Potrebbero affittare rami d'azienda secondo quanto si è appreso oggi dalla Regione

SAN MARTINO IN RIO (Reggio Emilia) – Un passo in avanti sul percorso per la salvaguardia dell’attivita’ di impresa e dell’occupazione. È questo quanto emerso, oggi in Regione, nel corso del tavolo sulla crisi di Open.Co (con stabilimenti a Castelvetro di Modena e a San Martino in Rio a Reggio Emilia) e Lavoranti Legno di Ferrara, entrambe imprese cooperative del settore degli infissi e dei serramenti.

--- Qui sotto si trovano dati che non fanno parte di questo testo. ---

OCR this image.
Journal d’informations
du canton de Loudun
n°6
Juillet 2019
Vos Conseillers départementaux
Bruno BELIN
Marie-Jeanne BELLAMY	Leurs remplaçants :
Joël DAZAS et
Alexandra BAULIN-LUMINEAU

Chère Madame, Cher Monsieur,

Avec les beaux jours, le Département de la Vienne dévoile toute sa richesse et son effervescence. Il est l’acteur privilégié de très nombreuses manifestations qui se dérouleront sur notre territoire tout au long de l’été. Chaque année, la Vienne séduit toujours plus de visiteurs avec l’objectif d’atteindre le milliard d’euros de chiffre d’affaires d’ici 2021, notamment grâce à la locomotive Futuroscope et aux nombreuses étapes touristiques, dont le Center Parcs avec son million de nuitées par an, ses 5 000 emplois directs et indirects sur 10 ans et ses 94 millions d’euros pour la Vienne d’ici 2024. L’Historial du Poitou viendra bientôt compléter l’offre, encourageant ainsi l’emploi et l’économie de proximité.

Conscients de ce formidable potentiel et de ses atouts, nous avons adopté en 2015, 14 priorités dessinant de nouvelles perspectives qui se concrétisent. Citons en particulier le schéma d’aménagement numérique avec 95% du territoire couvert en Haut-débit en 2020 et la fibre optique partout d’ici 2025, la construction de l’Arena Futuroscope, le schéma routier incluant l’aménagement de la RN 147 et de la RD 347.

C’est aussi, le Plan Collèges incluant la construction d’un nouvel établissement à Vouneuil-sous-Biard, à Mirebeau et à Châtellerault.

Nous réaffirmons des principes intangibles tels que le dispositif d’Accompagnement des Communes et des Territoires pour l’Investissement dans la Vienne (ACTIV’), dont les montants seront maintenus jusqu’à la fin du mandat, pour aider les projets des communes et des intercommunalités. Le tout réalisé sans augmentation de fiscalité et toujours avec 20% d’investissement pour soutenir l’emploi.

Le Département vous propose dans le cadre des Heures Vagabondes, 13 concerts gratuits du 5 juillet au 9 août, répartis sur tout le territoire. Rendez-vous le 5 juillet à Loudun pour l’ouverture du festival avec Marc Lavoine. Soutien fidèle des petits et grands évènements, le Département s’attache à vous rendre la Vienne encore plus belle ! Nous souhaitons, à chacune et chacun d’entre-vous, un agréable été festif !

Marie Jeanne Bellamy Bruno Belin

In particolare, nonostante la situazione nei tre stabilimenti sia diversificata, sia per Open.Co sia per Lavoranti Legno, i commissari liquidatori hanno infatti comunicato l’interesse da parte di privati all’affitto di rami d’azienda. Legacoop regionale ha inoltre annunciato il sostegno finanziario alla creazione di nuove esperienze cooperative o di integrazione con l’imprenditoria privata “purche’ queste siano soluzioni sostenibili e praticabili”.

Il tavolo si riunira’ nuovamente per aggiornamenti il prossimo 2 maggio. “Con l’incontro di oggi il confronto e’ rientrato su un binario costruttivo. Pur in una complicata situazione cio’ consentira’ di impegnare tutte le parti a ricercare in maniera costruttiva soluzioni in grado di offrire prospettive realistiche di occupazione e di attivita’ di impresa in tutti i territori”, sottolinea l’assessore regionale alle Attivita’ produttive Palma Costi al termine dell’incontro.

Una boccata d’ossigeno dunque, in particolare per lo stabilimento reggiano di San Martino in Rio, i cui lavoratori erano rimasti esclusi dal piano di “riassorbimento” dell’occupazione varato da Legacoop.